Zur Geschichte Bosniens und des Genozids von Srebrenica: Identitätssuche und Erinnerungskultur
»Nie wieder«: ein hehres Wort, das schnell im Zusammenhang mit Genozid ertönt.
Doch wieso erkennen so wenige Menschen die Zeichen der Zeit, wenn dunkle Wolken am Himmel aufziehen?
Die Ausgrenzung der Muslime Bosniens im späten Jugoslawien ist dafür ein Lehrstück. Sie zeigt die Schritte auf, die einer solchen Katastrophe vorangehen. Dazu gehören stets folgende Akteure: eine Gruppe von Machthabern, die durch Ausgrenzung einer schwächeren Gruppe die eigene Position stärken und sich zum Retter vor imaginären Feinden aufschwingen. Und als zweite Seite der Medaille: eine Ethnie, die aus Angst vor Marginalisierung bereit ist, gute Miene zum bösen Spiel zu machen. Beides zusammen erzeugt ein explosives Gemisch, das in geschichtlichen Umbrüchen eine Gesellschaft in dunkle Abgründe reißt: immer dann, wenn Unsicherheit, wirtschaftlicher Abstieg und Angst vor der Zukunft den dünnen Schutzmantel der Zivilisation zerreißen.
Dieses Buch vermittelt die nötigen Grundlagen zum Verständnis der Geschehnisse in Bosnien aus historischer und sozialwissenschaftlicher Sicht. Nur so kann ein wenig Licht in die verwirrende Gegenwart gebracht werden. Denn wenn sich der Beobachter verunsichert aus dem Thema Balkan zurückzieht, dann droht Vergessen.

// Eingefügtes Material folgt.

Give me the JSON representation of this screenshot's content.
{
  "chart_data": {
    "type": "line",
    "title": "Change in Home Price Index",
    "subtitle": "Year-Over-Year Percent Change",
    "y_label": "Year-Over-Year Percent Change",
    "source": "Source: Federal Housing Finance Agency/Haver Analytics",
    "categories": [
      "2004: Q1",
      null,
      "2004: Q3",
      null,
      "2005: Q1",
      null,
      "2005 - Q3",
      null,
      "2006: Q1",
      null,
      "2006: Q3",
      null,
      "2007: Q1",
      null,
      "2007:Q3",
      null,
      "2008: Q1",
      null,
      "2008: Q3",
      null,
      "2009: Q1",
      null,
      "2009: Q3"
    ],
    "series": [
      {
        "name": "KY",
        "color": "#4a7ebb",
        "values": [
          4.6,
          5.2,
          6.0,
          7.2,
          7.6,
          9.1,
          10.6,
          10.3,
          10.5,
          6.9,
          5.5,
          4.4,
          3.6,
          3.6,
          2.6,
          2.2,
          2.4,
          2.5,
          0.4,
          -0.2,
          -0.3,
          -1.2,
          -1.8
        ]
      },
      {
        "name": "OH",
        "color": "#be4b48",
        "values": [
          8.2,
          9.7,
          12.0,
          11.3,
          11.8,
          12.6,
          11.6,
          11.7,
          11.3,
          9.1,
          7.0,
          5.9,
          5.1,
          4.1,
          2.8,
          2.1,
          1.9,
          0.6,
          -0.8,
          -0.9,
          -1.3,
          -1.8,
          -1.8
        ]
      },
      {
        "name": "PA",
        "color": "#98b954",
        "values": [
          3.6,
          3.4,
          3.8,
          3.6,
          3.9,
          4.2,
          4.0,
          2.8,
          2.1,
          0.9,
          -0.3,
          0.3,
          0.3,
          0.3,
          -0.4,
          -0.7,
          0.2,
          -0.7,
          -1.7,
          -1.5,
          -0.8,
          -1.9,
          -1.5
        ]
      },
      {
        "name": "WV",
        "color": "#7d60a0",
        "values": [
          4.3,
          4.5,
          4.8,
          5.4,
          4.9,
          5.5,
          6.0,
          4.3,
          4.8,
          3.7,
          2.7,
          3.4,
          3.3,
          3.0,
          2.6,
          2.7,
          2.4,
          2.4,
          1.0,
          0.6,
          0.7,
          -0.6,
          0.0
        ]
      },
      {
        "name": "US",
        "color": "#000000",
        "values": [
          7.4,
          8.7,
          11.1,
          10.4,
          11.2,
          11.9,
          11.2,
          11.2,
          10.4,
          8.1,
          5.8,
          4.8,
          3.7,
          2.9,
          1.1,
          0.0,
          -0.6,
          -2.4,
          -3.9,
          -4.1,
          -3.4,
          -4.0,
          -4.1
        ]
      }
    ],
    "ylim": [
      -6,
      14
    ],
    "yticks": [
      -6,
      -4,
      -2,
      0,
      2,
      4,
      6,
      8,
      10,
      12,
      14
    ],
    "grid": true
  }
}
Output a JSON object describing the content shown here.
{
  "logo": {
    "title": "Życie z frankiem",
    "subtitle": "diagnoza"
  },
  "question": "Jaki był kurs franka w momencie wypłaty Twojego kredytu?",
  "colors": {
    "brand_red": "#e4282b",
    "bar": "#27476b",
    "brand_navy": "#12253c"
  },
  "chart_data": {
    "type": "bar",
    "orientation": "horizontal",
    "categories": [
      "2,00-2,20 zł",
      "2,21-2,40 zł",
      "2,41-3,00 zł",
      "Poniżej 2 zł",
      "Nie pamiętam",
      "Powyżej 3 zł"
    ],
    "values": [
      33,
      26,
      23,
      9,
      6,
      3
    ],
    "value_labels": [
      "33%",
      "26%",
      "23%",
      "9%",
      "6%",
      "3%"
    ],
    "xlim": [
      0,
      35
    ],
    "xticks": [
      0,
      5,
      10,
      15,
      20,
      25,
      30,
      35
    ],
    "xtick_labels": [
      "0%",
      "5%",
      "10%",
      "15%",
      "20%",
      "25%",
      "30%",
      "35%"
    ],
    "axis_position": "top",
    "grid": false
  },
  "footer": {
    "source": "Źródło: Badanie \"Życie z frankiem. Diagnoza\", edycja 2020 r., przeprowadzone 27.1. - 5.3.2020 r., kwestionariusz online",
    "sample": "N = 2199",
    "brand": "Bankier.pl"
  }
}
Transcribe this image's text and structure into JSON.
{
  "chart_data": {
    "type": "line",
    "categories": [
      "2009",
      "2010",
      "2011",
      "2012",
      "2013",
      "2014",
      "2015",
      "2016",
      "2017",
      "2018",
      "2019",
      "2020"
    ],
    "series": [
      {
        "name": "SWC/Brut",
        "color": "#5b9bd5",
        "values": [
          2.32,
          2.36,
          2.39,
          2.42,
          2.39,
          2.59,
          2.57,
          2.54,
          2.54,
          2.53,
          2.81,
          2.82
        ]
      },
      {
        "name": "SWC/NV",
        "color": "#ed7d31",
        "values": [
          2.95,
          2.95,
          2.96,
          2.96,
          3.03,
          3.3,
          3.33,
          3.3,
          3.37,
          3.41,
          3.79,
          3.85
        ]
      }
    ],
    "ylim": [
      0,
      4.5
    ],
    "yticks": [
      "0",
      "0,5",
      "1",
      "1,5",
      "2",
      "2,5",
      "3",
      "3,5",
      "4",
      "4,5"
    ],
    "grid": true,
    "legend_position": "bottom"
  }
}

Und wo vergessen wird, da kann sich die Geschichte des Genozids nur allzu leicht wiederholen: wiederholen, nur unter anderen Vorzeichen.
Dieses Buch ist all jenen gewidmet, die weiterleben müssen mit diesen Erinnerungen, und all jenen, die bewusst an diesen Erinnerungen teilhaben wollen, um eine Wiederholung der Geschichte in Zukunft zu verhindern.